15. In Veerayee Ammal vs. Seeni Ammal (2002) 1 SCC 134, it was held that merely because on appreciation of evidence, another view is also possible, it would not clothe the High Court to assume jurisdiction by terming an issue of fact as a substantial question of law. I may refer to the judgement in Sir Chunilal V. Mehta vs. Century Spinning and Manufacturing Co. Ltd. AIR 1962 SC 1314 and the judgment in Kashmir Singh vs. Harnam Singh (2008) 12 SCC 796, wherein it was held that the test to determine if a question is substantial is to see if it is of general public importance or directly or substantially affects the rights of the parties and if so whether it is finally settled or calls for discussion or an alternative view.

16. In Santosh Hazari vs. Purushottam Tiwari (2001) 3 SCC 179, it was held that to be a ‘substantial’ question of law, it must be debatable, not previously settled by law and must have a material bearing on the decision of the case.

17. Applying these parameters, none of the questions raised in the present appeal can be termed as ‘substantial questions of law’ to enable this Court to entertain the Appeal.

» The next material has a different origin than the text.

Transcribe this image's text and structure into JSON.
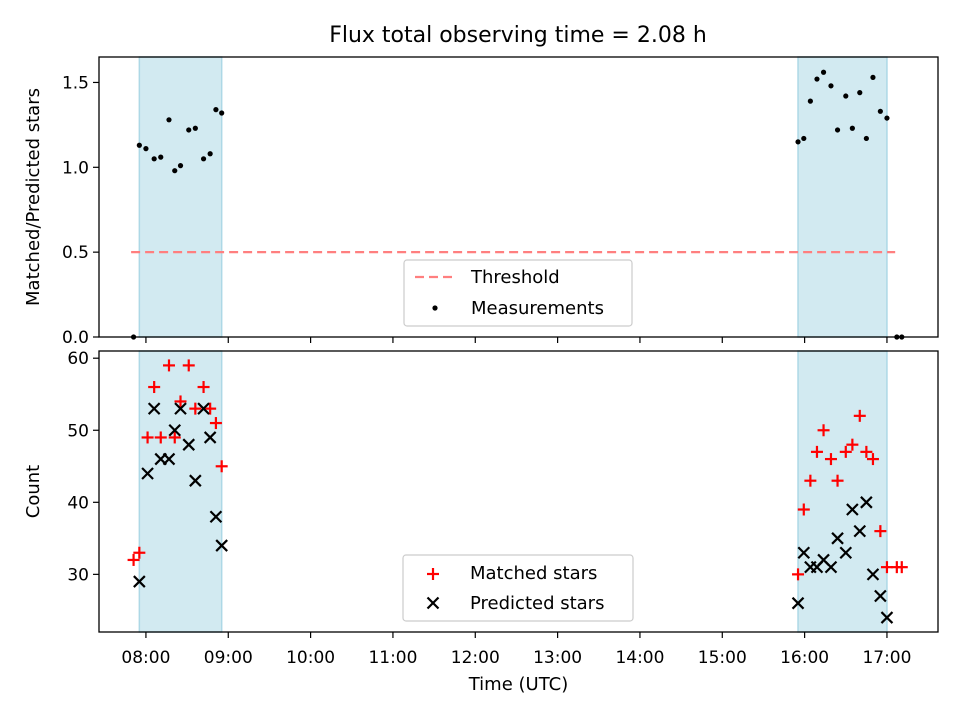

18. I may also note at this stage that the present appeal is being dismissed at the admission stage. The entire record of the Trial Court and Appellate Court has been filed by the Appellant. The power of the High Court to dismiss the Second Appeal at the admission stage, if no question of law arises, is well recognised and I may only refer to the observations of the Supreme Court in Kripa Ram (Deceased) Through Legal Representatives & Ors. Vs. Surendra Deo Gaur & Ors. 2020 SCC OnLine SC 935, as follows: “23. Sub-section (1) of Section 100 of the Code contemplates that an appeal shall lie to the High Court if it is satisfied that the case involves a substantial question of law. The substantial question of law is required to be precisely stated in the memorandum of appeal. If the High Court is satisfied that such substantial question of law is involved, it is required to formulate that question. The appeal has to be heard on the question so formulated. However, the Court has the power to hear appeal on any other substantial question of law on satisfaction of the conditions laid down in the proviso of Section 100 of the Code. Therefore, if the substantial question of law framed by the appellants are found to be arising in the case, only then the High Court is required to formulate the same for consideration. If no such question arises, it is not necessary for the High Court to frame any substantial question of law. The formulation of substantial question of law or reformulation of the same in terms of the proviso arises only if there are some questions of law and not in the absence of any substantial question of law. The High Court is not obliged to frame substantial question of law, in case, it finds no error in the findings recorded by the First Appellate Court.”

19. Accordingly, the appeal is dismissed along with the accompanying applications with no orders as to costs.